In ogni caso, il ricorrente, nell’affermare che la domanda di
risarcimento del danno, accolta dalla Corte d’appello, era sfornita di
prova, ha inammissibilmente svolto censure di merito, in quanto
finalizzate a sollecitare una diversa ricostruzione dei fatti rispetto a
quella operata dalla Corte di Appello.

9. Con il quinto motivo (OMISSIS) ha censurato la violazione dell’art.
1224 cod. civ., per avere la Corte d’Appello riconosciuto la
rivalutazione monetaria.

Rileva che in presenza di una richiesta di risarcimento del danno si
avrebbe un debito da valuta, con la conseguenza che non
spetterebbe nessuna rivalutazione monetaria.
10. Il motivo presenta profili di infondatezza e inammissibilità.
In primo luogo, questa Corte (vedi Cass. n. 24468/2020), anche
recentemente, ha enunciato il principio di diritto secondo cui “Nella
domanda di risarcimento del danno per fatto illecito è
implicitamente inclusa la richiesta di riconoscimento sia degli
interessi compensativi sia del danno da svalutazione monetaria –
quali componenti indispensabili del risarcimento, tra loro
concorrenti attesa la diversità delle rispettive funzioni – e che il
giudice di merito deve attribuire gli uni e l’altro anche se non
espressamente richiesti, pure in grado di appello, senza, per ciò
solo, incorrere in ultrapetizione”.

Nel caso di specie, in ogni caso, la censura del ricorrente secondo
cui la rivalutazione monetaria non sarebbe stata richiesta dalla
cooperativa è priva del requisito dell’autosufficienza, non avendo il
deducente riportato, anche solo per estratto, né le conclusioni
svolte dalla cooperativa in primo grado, né quelle formulate in
appello, limitandosi ad un’affermazione meramente assertiva.

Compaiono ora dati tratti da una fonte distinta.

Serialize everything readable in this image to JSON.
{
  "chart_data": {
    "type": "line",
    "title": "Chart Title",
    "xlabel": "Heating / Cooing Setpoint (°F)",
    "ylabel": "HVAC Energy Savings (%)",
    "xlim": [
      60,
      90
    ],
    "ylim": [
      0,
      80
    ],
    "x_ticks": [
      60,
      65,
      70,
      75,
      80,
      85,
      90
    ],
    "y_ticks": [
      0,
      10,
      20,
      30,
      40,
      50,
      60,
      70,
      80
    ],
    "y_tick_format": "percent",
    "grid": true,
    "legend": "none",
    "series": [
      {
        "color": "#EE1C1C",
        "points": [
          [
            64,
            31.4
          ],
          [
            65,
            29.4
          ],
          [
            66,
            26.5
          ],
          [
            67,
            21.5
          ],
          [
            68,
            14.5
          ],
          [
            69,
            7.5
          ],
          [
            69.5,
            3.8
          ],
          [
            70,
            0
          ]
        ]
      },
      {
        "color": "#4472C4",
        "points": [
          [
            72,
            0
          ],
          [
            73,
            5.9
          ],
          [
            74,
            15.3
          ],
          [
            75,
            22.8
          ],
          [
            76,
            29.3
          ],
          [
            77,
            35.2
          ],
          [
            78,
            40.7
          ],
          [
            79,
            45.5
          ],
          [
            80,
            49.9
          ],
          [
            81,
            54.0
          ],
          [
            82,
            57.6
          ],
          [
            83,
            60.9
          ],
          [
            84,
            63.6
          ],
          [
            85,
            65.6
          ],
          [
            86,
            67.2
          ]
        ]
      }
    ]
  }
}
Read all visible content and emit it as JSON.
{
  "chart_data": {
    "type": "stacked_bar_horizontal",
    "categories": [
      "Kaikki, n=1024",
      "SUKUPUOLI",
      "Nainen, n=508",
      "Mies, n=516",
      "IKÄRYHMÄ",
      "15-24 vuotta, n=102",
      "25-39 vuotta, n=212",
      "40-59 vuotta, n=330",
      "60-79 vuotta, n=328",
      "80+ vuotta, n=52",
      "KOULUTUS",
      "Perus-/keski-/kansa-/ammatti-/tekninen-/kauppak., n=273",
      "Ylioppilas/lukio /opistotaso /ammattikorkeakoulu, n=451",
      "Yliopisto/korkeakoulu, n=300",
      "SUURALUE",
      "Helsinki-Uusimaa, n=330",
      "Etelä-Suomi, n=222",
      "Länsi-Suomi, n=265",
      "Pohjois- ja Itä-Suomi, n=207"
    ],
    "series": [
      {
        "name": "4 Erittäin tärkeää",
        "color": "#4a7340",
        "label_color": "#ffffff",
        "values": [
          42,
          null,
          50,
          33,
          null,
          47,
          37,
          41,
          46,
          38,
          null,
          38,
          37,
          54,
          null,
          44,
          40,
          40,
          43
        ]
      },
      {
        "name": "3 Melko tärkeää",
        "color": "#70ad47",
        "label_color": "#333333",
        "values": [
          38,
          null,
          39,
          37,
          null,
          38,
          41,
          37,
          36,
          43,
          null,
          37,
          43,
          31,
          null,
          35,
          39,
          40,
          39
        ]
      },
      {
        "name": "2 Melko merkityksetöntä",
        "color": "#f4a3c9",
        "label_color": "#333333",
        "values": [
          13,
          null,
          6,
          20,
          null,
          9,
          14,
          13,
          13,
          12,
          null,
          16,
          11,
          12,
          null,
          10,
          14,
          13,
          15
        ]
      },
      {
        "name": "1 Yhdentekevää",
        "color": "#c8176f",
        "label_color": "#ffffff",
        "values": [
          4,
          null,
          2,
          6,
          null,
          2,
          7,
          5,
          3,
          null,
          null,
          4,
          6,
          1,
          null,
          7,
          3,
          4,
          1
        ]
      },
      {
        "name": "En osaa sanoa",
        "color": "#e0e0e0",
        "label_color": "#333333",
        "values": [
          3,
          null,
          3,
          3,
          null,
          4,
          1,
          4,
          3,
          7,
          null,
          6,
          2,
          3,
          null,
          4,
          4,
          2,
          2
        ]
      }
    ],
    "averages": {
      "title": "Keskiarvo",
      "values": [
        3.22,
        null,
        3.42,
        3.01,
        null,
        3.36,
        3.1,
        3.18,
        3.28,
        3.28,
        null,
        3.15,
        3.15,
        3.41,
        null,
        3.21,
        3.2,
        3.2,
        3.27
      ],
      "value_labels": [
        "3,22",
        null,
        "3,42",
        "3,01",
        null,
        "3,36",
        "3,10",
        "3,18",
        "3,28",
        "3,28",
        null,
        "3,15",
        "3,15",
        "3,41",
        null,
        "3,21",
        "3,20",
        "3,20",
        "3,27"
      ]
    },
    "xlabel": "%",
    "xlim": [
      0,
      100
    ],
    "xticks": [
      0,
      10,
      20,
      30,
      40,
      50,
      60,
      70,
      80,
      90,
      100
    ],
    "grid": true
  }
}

11. Con riferimento ai rapporti tra la cooperativa controricorrente e
il (OMISSIS), per effetto della rinuncia da parte di quest’ultimo al
ricorso incidentale, ed alla accettazione della cooperativa, il giudizio
è estinto a spese compensate.

Relativamente ai rapporti tra ricorrente principale e cooperativa, le
spese di lite seguono la soccombenza e si liquidano come in
dispositivo.

P.Q.M.

La Corte dichiara il giudizio estinto a spese compensate,
relativamente al rapporto processuale tra (OMISSIS) e la
controricorrente cooperativa.

Rigetta il ricorso principale del (OMISSIS).

Condanna il (OMISSIS) al pagamento in favore della controricorrente
delle spese processuali, che liquida in € 6.200, di cui € 200,00 per
esborsi, oltre spese forfettarie nella misura del 15% ed accessori di
legge.

Ai sensi dell’art. 13 comma 1 quater del DPR 115 del 2002, dà atto
della sussistenza dei presupposti per il versamento da parte del
ricorrente principale dell’ulteriore importo a titolo di contributo
unificato pari a quello dovuto per il ricorso principale, a norma del
comma 1° bis dello stesso articolo 13.